Loblaws and the Buttigieg campaign both said that his advisory work had nothing to do with Loblaw’s bread price-fixing scheme, which lasted from 2001 to 2017. The Competition Bureau of Canada alleged in January 2018 that bread wholesalers Canada Bread and Loblaws sister company Weston Bakeries had conspired with major supermarket chains to inflate bread prices by at least $1.50, according to court documents filed by the Bureau. Loblaws famously offered a $25 gift card to consumers in the wake of the scandal to pacify public opinion.

Prior to his Loblaws assignment, Buttigieg in 2007 did analytical work to identify savings in administration and overhead for Blue Cross Blue Shield of Michigan. He told The Atlantic that his work focused on rent, travel costs, mail, and printing, and not on policy or premium costs at the insurance company.

In January 2009, the insurer announced it would cut up to 1,000 jobs or nearly 10% of its workforce. Buttigieg told The Atlantic he was taken off the efficiency project after a three-month stint in 2007, well before the company cuts. “I don’t know what the conclusions were or what it led to. So it’s tough for me to say,” he said in regard to whether his work precipitated the job cuts. 

At Best Buy in Chicago, Buttigieg advised on how the company could sell more energy efficient products. For the EPA and Department of energy, he researched how energy efficiency could reduce climate change, his campaign said.  

Buttigieg’s work in Iraq and Afghanistan for the Department of Defence centred around boosting the countries’ economies and entrepreneurship, according to his campaign.
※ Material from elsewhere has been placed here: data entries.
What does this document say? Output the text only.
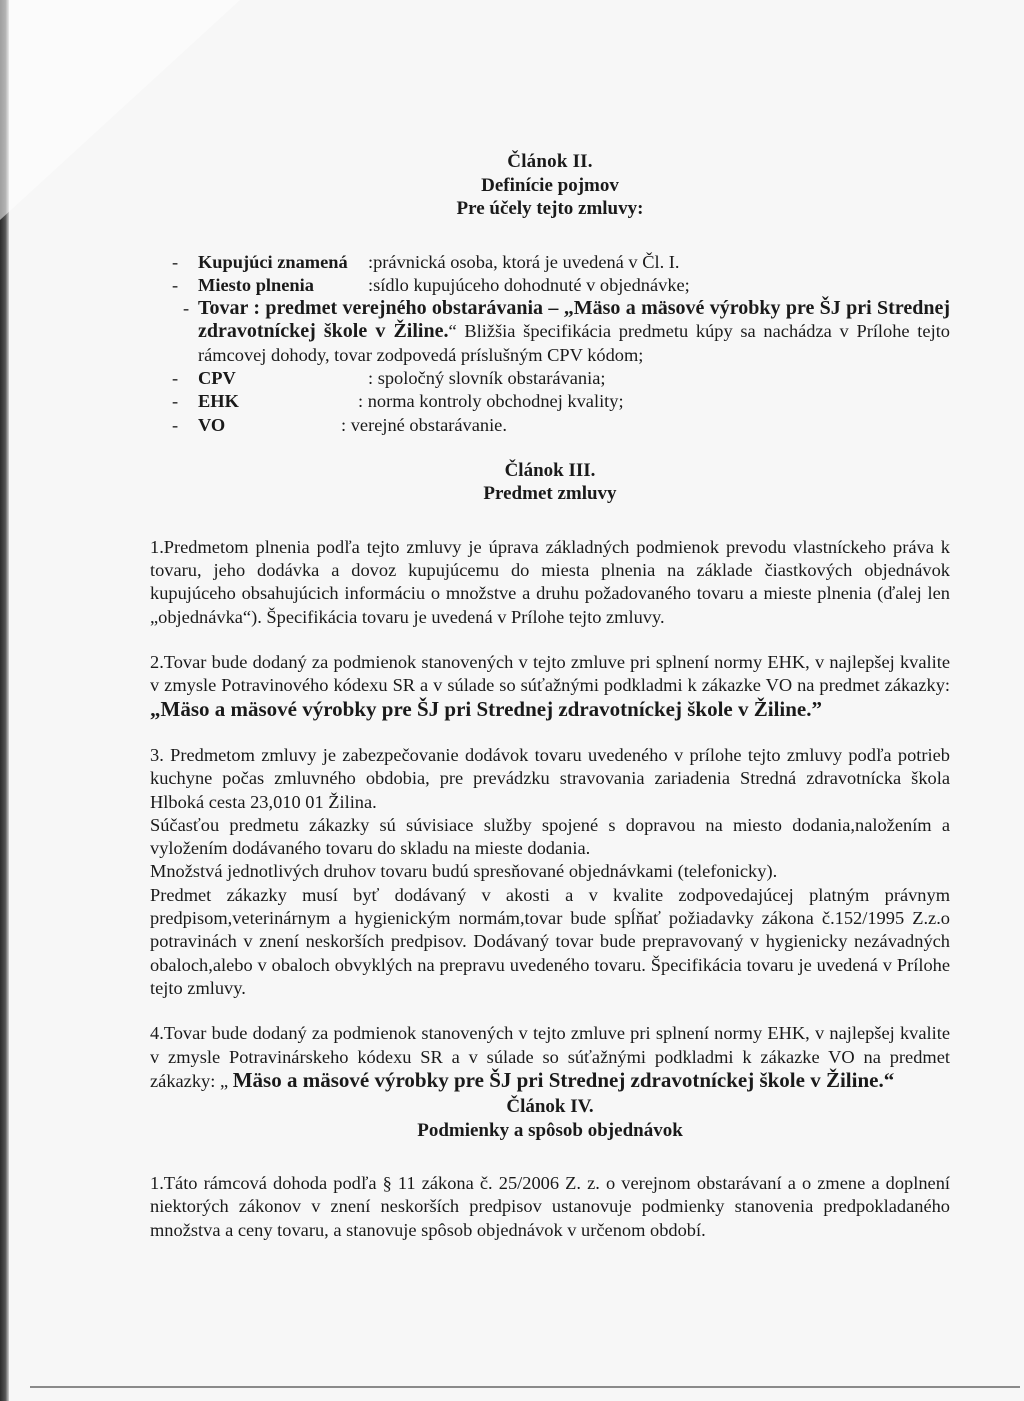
Článok II.
Definície pojmov
Pre účely tejto zmluvy:
-	Kupujúci znamená	:právnická osoba, ktorá je uvedená v Čl. I.
-	Miesto plnenia	:sídlo kupujúceho dohodnuté v objednávke;
- Tovar : predmet verejného obstarávania – „Mäso a mäsové výrobky pre ŠJ pri Strednej zdravotníckej škole v Žiline.“ Bližšia špecifikácia predmetu kúpy sa nachádza v Prílohe tejto rámcovej dohody, tovar zodpovedá príslušným CPV kódom;
-	CPV	: spoločný slovník obstarávania;
-	EHK	: norma kontroly obchodnej kvality;
-	VO	: verejné obstarávanie.
Článok III.
Predmet zmluvy

1.Predmetom plnenia podľa tejto zmluvy je úprava základných podmienok prevodu vlastníckeho práva k tovaru, jeho dodávka a dovoz kupujúcemu do miesta plnenia na základe čiastkových objednávok kupujúceho obsahujúcich informáciu o množstve a druhu požadovaného tovaru a mieste plnenia (ďalej len „objednávka“). Špecifikácia tovaru je uvedená v Prílohe tejto zmluvy.

2.Tovar bude dodaný za podmienok stanovených v tejto zmluve pri splnení normy EHK, v najlepšej kvalite v zmysle Potravinového kódexu SR a v súlade so súťažnými podkladmi k zákazke VO na predmet zákazky: „Mäso a mäsové výrobky pre ŠJ pri Strednej zdravotníckej škole v Žiline.”

3. Predmetom zmluvy je zabezpečovanie dodávok tovaru uvedeného v prílohe tejto zmluvy podľa potrieb kuchyne počas zmluvného obdobia, pre prevádzku stravovania zariadenia Stredná zdravotnícka škola Hlboká cesta 23,010 01 Žilina.

Súčasťou predmetu zákazky sú súvisiace služby spojené s dopravou na miesto dodania,naložením a vyložením dodávaného tovaru do skladu na mieste dodania.

Množstvá jednotlivých druhov tovaru budú spresňované objednávkami (telefonicky).

Predmet zákazky musí byť dodávaný v akosti a v kvalite zodpovedajúcej platným právnym predpisom,veterinárnym a hygienickým normám,tovar bude spĺňať požiadavky zákona č.152/1995 Z.z.o potravinách v znení neskorších predpisov. Dodávaný tovar bude prepravovaný v hygienicky nezávadných obaloch,alebo v obaloch obvyklých na prepravu uvedeného tovaru. Špecifikácia tovaru je uvedená v Prílohe tejto zmluvy.

4.Tovar bude dodaný za podmienok stanovených v tejto zmluve pri splnení normy EHK, v najlepšej kvalite v zmysle Potravinárskeho kódexu SR a v súlade so súťažnými podkladmi k zákazke VO na predmet zákazky: „ Mäso a mäsové výrobky pre ŠJ pri Strednej zdravotníckej škole v Žiline.“

Článok IV.
Podmienky a spôsob objednávok

1.Táto rámcová dohoda podľa § 11 zákona č. 25/2006 Z. z. o verejnom obstarávaní a o zmene a doplnení niektorých zákonov v znení neskorších predpisov ustanovuje podmienky stanovenia predpokladaného množstva a ceny tovaru, a stanovuje spôsob objednávok v určenom období.
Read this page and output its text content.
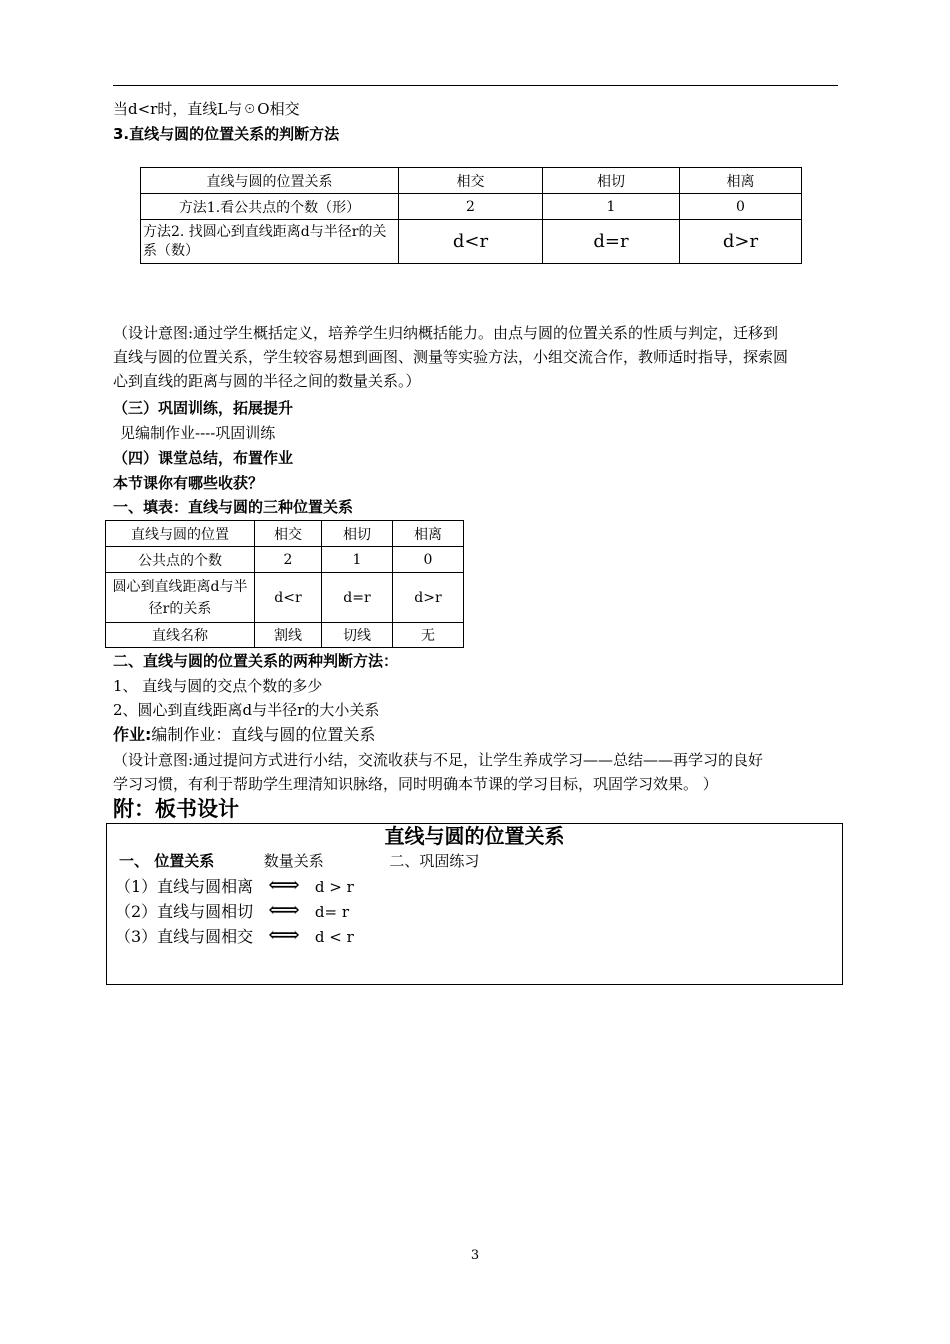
当d<r时，直线L与☉O相交
3.直线与圆的位置关系的判断方法
直线与圆的位置关系	相交	相切	相离
方法1.看公共点的个数（形）	2	1	0
方法2. 找圆心到直线距离d与半径r的关系（数）	d<r	d=r	d>r
（设计意图:通过学生概括定义，培养学生归纳概括能力。由点与圆的位置关系的性质与判定，迁移到
直线与圆的位置关系，学生较容易想到画图、测量等实验方法，小组交流合作，教师适时指导，探索圆
心到直线的距离与圆的半径之间的数量关系。）
（三）巩固训练，拓展提升
见编制作业----巩固训练
（四）课堂总结，布置作业
本节课你有哪些收获？
一、填表：直线与圆的三种位置关系
直线与圆的位置	相交	相切	相离
公共点的个数	2	1	0
圆心到直线距离d与半径r的关系	d<r	d=r	d>r
直线名称	割线	切线	无
二、直线与圆的位置关系的两种判断方法：
1、 直线与圆的交点个数的多少
2、圆心到直线距离d与半径r的大小关系
作业:编制作业：直线与圆的位置关系
（设计意图:通过提问方式进行小结，交流收获与不足，让学生养成学习——总结——再学习的良好
学习习惯，有利于帮助学生理清知识脉络，同时明确本节课的学习目标，巩固学习效果。 ）
附：板书设计
直线与圆的位置关系
一、 位置关系	数量关系	二、巩固练习
（1）直线与圆相离 ⟺ d > r
（2）直线与圆相切 ⟺ d= r
（3）直线与圆相交 ⟺ d < r
3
That included a strong focus on the extraction and marketing of Afghanistan’s natural resources, such as iron, copper, gold, and cobalt.

“There’s nothing particularly sizzling about the list of clients that I served,” Buttigieg told MSNBC last Tuesday.

In his autobiography, Buttigieg ultimately described his consulting career as lacking the “deep level of purpose that I craved.” He went on to serve as an ensign in the US Navy Reserve, and was elected mayor of South Bend in 2011 at age 29, becoming the youngest mayor of a US city with at least 100,000 residents.

Now, the 37-year-old Buttigieg is one of the top four candidates seeking the Democratic Party nomination. He is currently leading the polls for the Iowa caucus (21.5% from stats site FiveThirtyEight), which kicks off the nominating calendar on February 3, 2020. He sits fourth overall, however, polling at 9.6% – behind Elizabeth Warren (14.7%), Bernie Sanders (17.8%), and Joe Biden (26.3%).